I have an '02 spec V and ever since ive had it, it never started right up every time. I figured it was the battery and then i left my lights on for about 5 hours but luckly i made it home only for it to not start worth a damn right before i had to go to work. I changed the battery and still nothing. Towed it down to nissan for warranty and got a new starter so now it starts but sometimes it takes a while. The starter seems to crank fine but the engine doesn't fire up for about 10 seconds sometimes...anyone know what it might be?...ECU, plugs...?


----------



## 1YellowSpecV (Dec 12, 2002)

Any SES light? Could be anything.


----------



## 7SPEED (Mar 24, 2003)

1YellowSpecV said:


> Any SES light? Could be anything.


Look up top for the sticky about crank angle sensor recall. That may be it. 

My car does that every once in a while when it is hot outside. 

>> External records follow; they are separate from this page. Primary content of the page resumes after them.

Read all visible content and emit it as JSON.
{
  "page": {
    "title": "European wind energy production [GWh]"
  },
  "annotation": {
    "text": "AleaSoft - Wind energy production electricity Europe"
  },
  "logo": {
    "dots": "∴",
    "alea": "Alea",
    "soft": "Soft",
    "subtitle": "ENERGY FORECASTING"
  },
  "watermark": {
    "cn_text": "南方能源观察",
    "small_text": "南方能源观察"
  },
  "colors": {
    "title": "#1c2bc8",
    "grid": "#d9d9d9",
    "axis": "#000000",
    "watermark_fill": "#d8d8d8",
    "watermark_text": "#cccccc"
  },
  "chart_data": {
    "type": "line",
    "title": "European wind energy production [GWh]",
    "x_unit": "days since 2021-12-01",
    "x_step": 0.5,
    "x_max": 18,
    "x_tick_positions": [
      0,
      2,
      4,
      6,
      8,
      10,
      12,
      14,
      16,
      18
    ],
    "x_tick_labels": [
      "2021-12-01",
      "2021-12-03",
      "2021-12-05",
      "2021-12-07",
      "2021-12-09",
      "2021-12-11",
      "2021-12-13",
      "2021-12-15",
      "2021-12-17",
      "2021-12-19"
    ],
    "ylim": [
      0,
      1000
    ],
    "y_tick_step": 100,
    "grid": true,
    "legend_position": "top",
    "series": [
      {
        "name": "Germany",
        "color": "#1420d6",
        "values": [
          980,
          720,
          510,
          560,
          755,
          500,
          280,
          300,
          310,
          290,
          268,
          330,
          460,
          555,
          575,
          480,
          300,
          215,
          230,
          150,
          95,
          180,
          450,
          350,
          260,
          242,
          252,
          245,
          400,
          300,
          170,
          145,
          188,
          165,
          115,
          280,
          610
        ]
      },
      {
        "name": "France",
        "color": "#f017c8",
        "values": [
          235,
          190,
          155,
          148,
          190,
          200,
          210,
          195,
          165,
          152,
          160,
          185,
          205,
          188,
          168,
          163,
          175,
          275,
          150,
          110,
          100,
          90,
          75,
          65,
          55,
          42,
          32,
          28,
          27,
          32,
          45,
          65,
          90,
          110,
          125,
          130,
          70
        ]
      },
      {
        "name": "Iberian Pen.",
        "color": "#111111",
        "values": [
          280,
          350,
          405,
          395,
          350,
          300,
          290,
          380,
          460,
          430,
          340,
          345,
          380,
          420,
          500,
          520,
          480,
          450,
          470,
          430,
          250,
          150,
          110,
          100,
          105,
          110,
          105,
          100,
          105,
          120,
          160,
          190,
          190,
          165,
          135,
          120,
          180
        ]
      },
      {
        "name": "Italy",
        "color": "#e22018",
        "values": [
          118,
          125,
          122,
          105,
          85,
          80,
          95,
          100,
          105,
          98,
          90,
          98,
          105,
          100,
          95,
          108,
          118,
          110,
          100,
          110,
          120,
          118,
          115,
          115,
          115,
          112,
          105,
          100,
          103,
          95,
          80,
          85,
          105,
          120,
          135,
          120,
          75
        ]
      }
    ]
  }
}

U might also wanna try turning the key to ACC, holding it there maybe 5 sec and then start it up. See if that helps it start up right away. :cheers:


----------



## nissanpirate (Dec 20, 2003)

ok thanks


----------



## nhblk03ser (Jan 7, 2003)

Theres a pending recall for the cold start problem.


----------



## BlackoutSpecV (May 8, 2002)

7SPEED said:


> U might also wanna try turning the key to ACC, holding it there maybe 5 sec and then start it up. See if that helps it start up right away. :cheers:


I cant stress enought how much you need to do this, cold or hot, the fuel pump needs a few seconds to deliver the fuel to the engine.


----------



## nissanpirate (Dec 20, 2003)

BlackoutSpecV said:


> I cant stress enought how much you need to do this, cold or hot, the fuel pump needs a few seconds to deliver the fuel to the engine.


thanks for the advice


----------